Los cien
HAN SURGIDO a la luz pública en estos días una serie de documentos acerca de los problemas con que se enfrenta la Universidad española. Uno de ellos, conocido como el Manifiesto de los cien, ha tenido especial eco en la opinión pública debido, probablemente, a la rotundidad de sus afirmaciones y a la notoriedad de algunos de sus firmantes. Sin duda, la mejor de las virtudes del citado Manifiesto es su capacidad para plantear un debate -ante los ciudadanos, los universitarios y las autoridades educativas- sobre los problemas básicos que afectan a la institución.Se señala, en primer lugar, la presencia, calidad y relevancia social y científica de la investigación que se hace en la Universidad y su siempre dificil engarce con la enseñanza. Es obvio que el fomento de esa actividad investigadora requiere una definición de objetivos, un esfuerzo de rigor y disciplina no siempre presentes en la comunidad universitaria, y los medios que la hagan posible, por no hablar de un radical cambio en la mentalidad de nuestros universitarios. En ese sentido, nos parece positiva la puesta en marcha de un procedimiento de evaluación de la actividad investigadora de los profesores universitarios. Lo razonable ahora es depurar ese procedimiento, consolidarlo y hacerlo más riguroso, por lo que parece contradictorio descalificarlo globalmente en un contexto de reivindicación de la investigación de calidad.
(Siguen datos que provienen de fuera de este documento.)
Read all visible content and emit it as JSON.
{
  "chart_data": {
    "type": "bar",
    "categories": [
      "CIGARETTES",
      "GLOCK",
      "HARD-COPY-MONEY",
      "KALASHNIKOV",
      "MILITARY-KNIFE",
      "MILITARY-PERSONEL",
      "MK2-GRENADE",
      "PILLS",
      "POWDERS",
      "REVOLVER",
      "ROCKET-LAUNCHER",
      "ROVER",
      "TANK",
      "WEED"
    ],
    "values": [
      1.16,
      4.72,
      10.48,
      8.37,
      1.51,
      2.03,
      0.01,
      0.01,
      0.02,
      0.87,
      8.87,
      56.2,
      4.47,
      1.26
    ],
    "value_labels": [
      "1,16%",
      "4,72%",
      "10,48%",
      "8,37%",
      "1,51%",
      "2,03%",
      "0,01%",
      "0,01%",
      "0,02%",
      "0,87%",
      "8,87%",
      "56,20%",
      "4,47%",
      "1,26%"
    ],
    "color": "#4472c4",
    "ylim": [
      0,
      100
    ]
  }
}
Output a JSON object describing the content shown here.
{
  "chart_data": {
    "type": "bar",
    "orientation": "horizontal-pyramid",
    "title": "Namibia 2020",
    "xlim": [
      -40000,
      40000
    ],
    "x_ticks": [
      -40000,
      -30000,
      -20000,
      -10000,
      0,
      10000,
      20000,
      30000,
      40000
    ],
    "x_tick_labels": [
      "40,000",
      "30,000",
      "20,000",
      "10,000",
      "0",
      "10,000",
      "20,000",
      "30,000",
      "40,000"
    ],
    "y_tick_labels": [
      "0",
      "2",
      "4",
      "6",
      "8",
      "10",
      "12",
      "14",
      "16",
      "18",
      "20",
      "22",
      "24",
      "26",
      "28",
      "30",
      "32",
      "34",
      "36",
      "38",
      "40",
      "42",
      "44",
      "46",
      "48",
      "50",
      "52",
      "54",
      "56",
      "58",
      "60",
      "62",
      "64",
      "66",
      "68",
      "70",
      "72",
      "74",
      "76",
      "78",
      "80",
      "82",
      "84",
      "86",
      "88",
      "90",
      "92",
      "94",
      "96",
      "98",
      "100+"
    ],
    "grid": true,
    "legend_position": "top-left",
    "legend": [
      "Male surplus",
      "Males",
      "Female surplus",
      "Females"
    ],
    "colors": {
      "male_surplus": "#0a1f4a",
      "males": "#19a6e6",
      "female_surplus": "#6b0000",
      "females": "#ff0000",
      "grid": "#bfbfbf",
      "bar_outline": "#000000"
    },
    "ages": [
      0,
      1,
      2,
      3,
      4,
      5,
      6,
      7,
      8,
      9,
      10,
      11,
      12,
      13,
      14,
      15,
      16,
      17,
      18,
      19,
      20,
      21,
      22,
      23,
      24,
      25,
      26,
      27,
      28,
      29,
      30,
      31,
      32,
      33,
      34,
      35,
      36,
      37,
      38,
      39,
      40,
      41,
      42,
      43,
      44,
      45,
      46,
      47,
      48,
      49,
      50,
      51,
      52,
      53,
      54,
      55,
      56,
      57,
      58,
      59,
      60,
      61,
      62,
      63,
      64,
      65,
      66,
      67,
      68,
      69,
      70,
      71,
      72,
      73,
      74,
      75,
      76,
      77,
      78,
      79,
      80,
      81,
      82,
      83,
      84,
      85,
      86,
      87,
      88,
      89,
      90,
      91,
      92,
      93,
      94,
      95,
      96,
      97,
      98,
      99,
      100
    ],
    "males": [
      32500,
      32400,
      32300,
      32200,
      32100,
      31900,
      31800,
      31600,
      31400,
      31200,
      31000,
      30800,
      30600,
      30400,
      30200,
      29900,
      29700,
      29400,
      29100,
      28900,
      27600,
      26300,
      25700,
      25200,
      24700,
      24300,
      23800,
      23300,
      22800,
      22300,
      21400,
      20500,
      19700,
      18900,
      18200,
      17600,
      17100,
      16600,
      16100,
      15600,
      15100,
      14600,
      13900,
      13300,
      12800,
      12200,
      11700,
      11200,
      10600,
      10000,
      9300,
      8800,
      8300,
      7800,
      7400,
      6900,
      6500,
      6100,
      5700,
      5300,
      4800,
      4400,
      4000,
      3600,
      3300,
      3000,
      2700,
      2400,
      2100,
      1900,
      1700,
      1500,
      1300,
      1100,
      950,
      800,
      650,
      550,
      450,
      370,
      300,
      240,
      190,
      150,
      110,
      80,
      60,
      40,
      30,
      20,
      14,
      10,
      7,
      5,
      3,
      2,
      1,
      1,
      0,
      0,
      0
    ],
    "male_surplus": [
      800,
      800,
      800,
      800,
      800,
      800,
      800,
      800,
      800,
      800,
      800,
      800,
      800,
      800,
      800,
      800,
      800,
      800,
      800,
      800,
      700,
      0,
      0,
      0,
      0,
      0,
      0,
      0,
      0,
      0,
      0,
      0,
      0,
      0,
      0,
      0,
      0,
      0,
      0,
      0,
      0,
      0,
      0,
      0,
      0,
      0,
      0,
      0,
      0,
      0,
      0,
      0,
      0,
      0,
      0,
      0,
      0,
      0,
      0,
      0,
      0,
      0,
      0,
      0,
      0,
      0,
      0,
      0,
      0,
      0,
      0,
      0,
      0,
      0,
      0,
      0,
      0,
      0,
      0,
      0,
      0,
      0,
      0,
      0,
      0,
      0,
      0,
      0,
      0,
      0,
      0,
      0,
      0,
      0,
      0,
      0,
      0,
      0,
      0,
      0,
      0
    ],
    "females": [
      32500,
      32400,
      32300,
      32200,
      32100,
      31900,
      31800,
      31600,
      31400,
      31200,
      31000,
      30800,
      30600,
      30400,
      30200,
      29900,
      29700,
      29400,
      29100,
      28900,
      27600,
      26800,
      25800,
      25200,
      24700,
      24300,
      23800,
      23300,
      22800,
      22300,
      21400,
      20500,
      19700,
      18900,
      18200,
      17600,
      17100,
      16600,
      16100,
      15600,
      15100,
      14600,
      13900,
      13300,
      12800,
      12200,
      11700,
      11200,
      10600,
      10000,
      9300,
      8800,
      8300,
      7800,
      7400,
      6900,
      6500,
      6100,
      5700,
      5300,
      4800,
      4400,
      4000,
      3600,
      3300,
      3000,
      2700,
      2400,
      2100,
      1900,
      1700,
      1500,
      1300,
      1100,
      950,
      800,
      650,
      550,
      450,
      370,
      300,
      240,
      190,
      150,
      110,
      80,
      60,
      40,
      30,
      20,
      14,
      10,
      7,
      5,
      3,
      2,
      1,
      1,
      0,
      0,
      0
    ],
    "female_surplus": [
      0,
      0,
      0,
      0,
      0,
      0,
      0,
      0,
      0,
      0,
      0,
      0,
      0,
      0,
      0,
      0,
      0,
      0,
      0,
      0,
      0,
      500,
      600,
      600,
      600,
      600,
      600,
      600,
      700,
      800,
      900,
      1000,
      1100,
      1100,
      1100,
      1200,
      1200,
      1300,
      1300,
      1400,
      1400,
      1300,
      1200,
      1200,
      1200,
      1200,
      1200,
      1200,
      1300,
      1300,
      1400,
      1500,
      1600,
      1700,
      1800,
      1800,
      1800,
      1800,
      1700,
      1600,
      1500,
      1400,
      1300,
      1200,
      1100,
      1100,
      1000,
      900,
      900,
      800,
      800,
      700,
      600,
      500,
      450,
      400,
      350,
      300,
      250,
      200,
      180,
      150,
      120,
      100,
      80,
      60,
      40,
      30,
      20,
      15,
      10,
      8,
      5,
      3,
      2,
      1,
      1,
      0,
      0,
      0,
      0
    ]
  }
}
Otro de los grandes problemas abordado en distintos párrafos del Manifiesto es el de la selección y promoción del profesorado, con su tradicional rosario de vicios incorporados: endogamia, dominio de clanes y grupos de presión, parroquialismo... No hace falta insistir en el hecho de que una Universidad es, en su perfil académico, lo que son sus profesores, por lo que las perversiones del sistema de selección del profesorado pueden ser letales a la propia institución. Sin olvidar que esos defectos pueden darse cualquiera que sea el sistema concreto que se arbitre, pues aun el más racional sobre el papel debe ser aplicado por profesores sobre cuya imparcialidad y sensatez descansa el éxito o el fracaso del proceso de selección.
Por último, se señalan la indispensable adecuación de los planes de estudios a los objetivos sociales, científicos y profesionales de la educación universitaria, y la compleja y novedosa relación entre enseñanzas oficiales y títulos propios, en particular los famosos masters, que no son la panacea para todas las carencias de la enseñanza universitaria, pero que tampoco deben ser descalificados por principio.
En resumen, un conjunto de problemas ya viejos y algunos nuevos, presentes en la Universidad y acerca de los cuales es preciso debatir y decidir. Y hacerlo, además, con el propósito de deslindar lo que atenaza y daña a la Universidad de las mejoras e iniciativas que, en condiciones ambientales desfavorables, se han producido ciertamente en muchas universidades. En ese sentido, nos parece que tanto el Manifiesto como otros documentos similares, aun respondiendo muchas veces a experiencias individuales, difícilmente generalizables, pueden y deben jugar un importante papel en la apertura de un debate necesario.